Events
[PAST] CIIP Lecture: Jostein Hauge
Thursday 12 October 2023CIIP Lecture: The Future of the Factory – How Megatrends are Changing Industrialization – Jostein Hauge
17:30 – 18:30 | Thursday 12 October (followed by networking drinks reception)
IfM Cambridge, 17 Charles Babbage Road, CB3 0FS
In this lecture, Jostein Hauge will present his new book:
The Future of the Factory – How Megatrends are Changing Industrialization
For centuries, industrialization and factory-based production have been core ingredients in economic growth, development, and innovation. This symbiotic relationship between industrialization and economic prosperity is now changing. ‘Megatrends’ – trends within the domains of technology, economy, society, and ecology that have a global impact – are changing the ability of the manufacturing sector to serve as the engine of growth, changing traditional ideas of technological progress, and changing growth and development opportunities in both the global South and the global North.
Four megatrends are particularly worthy of note: the rise of services, digital automation technologies, globalization of production, and ecological breakdown.

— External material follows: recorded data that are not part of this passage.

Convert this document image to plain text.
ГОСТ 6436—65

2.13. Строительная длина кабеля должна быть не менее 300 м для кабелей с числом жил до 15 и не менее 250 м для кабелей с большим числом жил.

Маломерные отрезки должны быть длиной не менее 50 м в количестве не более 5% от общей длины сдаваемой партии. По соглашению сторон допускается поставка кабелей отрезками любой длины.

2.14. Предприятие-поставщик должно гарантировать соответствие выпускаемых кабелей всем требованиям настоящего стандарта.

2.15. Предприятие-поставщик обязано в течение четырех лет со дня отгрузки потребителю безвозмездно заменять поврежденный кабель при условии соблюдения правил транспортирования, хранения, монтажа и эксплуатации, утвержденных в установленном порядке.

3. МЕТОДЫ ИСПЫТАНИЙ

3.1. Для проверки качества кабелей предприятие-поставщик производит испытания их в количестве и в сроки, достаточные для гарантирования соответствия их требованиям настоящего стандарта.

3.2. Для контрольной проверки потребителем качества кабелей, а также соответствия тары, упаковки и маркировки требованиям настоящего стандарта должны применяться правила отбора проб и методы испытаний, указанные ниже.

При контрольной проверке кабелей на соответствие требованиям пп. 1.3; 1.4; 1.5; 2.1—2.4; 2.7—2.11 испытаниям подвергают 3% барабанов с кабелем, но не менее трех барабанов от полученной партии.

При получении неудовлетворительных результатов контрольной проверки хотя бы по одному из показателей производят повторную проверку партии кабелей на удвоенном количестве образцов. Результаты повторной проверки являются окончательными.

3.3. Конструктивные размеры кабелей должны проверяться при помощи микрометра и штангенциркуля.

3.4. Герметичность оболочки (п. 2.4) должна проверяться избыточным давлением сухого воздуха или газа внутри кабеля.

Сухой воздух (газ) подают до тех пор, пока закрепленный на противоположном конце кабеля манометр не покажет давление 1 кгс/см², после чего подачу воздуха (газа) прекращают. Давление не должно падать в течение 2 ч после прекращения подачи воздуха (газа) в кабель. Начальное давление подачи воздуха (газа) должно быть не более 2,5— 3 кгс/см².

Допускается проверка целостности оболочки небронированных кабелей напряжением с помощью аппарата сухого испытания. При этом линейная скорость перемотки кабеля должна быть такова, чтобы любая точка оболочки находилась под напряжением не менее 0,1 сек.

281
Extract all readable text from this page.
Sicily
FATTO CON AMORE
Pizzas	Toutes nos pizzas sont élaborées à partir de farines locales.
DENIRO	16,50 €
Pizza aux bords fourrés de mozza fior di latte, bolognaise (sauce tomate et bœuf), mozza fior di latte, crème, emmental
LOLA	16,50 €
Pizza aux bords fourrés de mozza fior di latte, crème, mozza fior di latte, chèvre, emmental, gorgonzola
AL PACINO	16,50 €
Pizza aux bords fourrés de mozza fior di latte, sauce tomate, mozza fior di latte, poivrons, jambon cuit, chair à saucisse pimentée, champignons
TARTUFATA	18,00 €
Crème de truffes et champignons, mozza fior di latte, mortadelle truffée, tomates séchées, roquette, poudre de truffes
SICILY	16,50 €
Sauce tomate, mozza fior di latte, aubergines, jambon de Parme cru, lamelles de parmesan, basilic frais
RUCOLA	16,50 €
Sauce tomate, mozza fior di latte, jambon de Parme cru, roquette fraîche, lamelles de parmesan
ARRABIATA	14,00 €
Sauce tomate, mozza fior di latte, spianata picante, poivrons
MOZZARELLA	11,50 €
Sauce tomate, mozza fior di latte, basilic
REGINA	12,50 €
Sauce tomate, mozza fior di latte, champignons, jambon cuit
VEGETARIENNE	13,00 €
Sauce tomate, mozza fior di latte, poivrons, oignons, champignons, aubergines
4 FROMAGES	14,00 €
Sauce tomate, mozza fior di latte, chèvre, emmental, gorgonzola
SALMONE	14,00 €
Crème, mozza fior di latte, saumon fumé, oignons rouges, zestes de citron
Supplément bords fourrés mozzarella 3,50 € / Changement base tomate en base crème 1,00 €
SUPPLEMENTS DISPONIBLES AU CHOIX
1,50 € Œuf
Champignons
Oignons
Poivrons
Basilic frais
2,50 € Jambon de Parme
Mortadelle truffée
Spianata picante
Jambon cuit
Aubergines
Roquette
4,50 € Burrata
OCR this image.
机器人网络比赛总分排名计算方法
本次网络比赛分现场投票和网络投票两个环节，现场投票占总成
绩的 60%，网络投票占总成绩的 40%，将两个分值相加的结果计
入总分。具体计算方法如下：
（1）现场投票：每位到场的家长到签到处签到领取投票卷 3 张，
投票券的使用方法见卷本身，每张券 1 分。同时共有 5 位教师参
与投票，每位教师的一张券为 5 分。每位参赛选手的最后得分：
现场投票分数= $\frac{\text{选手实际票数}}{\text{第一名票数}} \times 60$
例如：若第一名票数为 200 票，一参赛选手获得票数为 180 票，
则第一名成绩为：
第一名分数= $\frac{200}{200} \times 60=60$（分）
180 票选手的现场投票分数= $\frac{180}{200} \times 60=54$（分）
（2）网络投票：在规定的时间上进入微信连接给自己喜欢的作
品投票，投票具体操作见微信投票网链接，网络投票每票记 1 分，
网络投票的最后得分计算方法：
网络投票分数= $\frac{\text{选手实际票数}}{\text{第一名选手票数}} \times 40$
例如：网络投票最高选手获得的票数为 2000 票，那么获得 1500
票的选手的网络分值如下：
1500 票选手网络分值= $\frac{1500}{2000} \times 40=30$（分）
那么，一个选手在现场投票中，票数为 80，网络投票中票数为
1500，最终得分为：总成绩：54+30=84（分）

In this book, Jostein Hauge provides a novel analysis of how these megatrends are changing industrialization, and charts new pathways for industrial policy and global governance. He also offers a wide-ranging account of the role of technology, globalization, and ecology in shaping the world economy. The Future of the Factory shows that industrialization remains a cornerstone of economic prosperity, but that power asymmetries in the world economy create uneven opportunities for achieving economic growth, development, and industrialization.
Jostein Hauge, Assistant Professor, Department of Politics and International Studies, University of Cambridge
Jostein Hauge is a political economist and an Assistant Professor at the University of Cambridge, based at the Centre of Development Studies and the Department of Politics and International Studies. He is also a Fellow of Magdalene College. His research lies at the intersection of international political economy and development economics.